The first TTs were judged unstable at high speed swerves – which was resolved with suspension tweaks and the addition of an air-streaming lip on the tail, which also disrupted the clean design.

The body’s spare, functional and pleasing aesthetics reminded us of the influence of the Bauhaus art school in pre-Second World War Germany. Vestiges of that elegance remain in the current TT but the demands of marketing and evolution and greater performance have led to the harsher, brutal grimace of today’s car. Sales have passed the 600,000 mark in the TT’s two decades, years which have seen the Audi brand take its place in the German peerage. The 2014 TT had a mild facelift for this year. The most evident feature is the complex 3D radiator grille from the R8 and on all but the standard car, a more aggressive set of air ducts. The very impressive virtual cockpit display has been brought up to date but the big changes are out of sight, under the bonnet.
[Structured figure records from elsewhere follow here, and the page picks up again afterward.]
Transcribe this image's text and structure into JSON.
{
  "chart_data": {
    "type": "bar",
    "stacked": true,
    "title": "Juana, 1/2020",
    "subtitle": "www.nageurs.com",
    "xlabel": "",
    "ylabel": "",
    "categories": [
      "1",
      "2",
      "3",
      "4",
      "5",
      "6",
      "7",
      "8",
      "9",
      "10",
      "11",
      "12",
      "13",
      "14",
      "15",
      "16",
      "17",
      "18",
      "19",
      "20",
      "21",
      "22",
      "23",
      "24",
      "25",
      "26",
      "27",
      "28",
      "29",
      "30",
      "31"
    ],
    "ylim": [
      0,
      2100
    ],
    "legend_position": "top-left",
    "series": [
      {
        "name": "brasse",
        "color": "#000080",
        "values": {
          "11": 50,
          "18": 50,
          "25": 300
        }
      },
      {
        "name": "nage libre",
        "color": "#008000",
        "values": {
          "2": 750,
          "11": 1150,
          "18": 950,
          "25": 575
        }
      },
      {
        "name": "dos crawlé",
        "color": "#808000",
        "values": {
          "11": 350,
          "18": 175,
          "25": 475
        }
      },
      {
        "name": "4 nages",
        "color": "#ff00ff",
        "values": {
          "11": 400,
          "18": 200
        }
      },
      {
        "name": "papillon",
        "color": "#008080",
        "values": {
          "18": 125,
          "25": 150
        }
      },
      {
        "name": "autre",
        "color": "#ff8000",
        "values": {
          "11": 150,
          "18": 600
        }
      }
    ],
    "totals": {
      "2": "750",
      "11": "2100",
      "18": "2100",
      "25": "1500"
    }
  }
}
The 1.8 litre petrol turbo engine has been replaced with a beefier 2-litre petrol turbo, badged 40 TFSI with 194 bhp and front-wheel drive. A 242 bhp version, familiar in various VW Group hot cars, is badged as the 45 and is available with quattro 4x4 drive which can send total drive to either the front or rear wheels. Gearboxes: the new, quicker shifting 7-speed twin clutch S-Tronic automatic comes with both models, while a six-speed manual is an option on the “45” with front-drive.

The test car here is the 45 Coupe quattro with S-Line specification and the S-Tronic gearchange: from £38,650. The S-Line brings lowered sports suspension, forged 19 inch wheels, cosmetic changes and huggier sports seats with leather and Alcantara upholstery. The headlamps are LED, while at the back it has “travelling” LED indicators. (You can move up to the Black Edition with 20-inch forged wheels, fixed rear spoiler and smoked rear glass for another £1,600.) None of the models has a reversing camera in the standard pack. There is a sensor and guide lines but if you want a reversing camera you will need the £1,450 “comfort and sound pack”.

The TT’s controls are brilliant. It doesn’t have a touch screen. There isn’t room for one anyway. Instead, behind the steering wheel, there is the full width “virtual” display which can be configured using buttons or a large alloy rotary selector between the seats to enlarge or shrink information. It is hard to beat. The mapping is terrific, too. You may also call up things like addresses and telephone numbers using a speaker button but it was not reliable.

The demo car was painted pulse orange (£575) – a shade of ochre which with the fatter new face certainly did the trick with bystanders. High beam headlamp dipping was a useful option at £160 and an RS steering wheel added £795.

It is fast – the 0-62mph time is a storming 5.2 seconds. The acceleration grip is sound thanks to quattro traction. The engine and exhaust note are unexciting – nothing like the tune from a Porsche Cayman which now sits with the TT in the Volkswagen Group. However, the Cayman is more expensive and does not have rear seats.

I spared myself the effort of trying out the TT’s back seats. I could see it was not going to be easy. They would take a child seat, a dog or two, some shopping. Or the backrests fold flat to increase the luggage space.

There are several modes of drive control. It arrived on dynamic and I set it to comfort and it was not at all a comfort. The ride is hard – but then it is a high-performance sports coupe on big wheels with shallow tyres. I had less tolerance of the noise between the road and the wide and skinny Bridgestone Potenza tyres. As my friend Alfie the clock mender says about all sorts of things, it is what it is.

Verdict: Exciting. Natty alloy quick release racing fuel flap.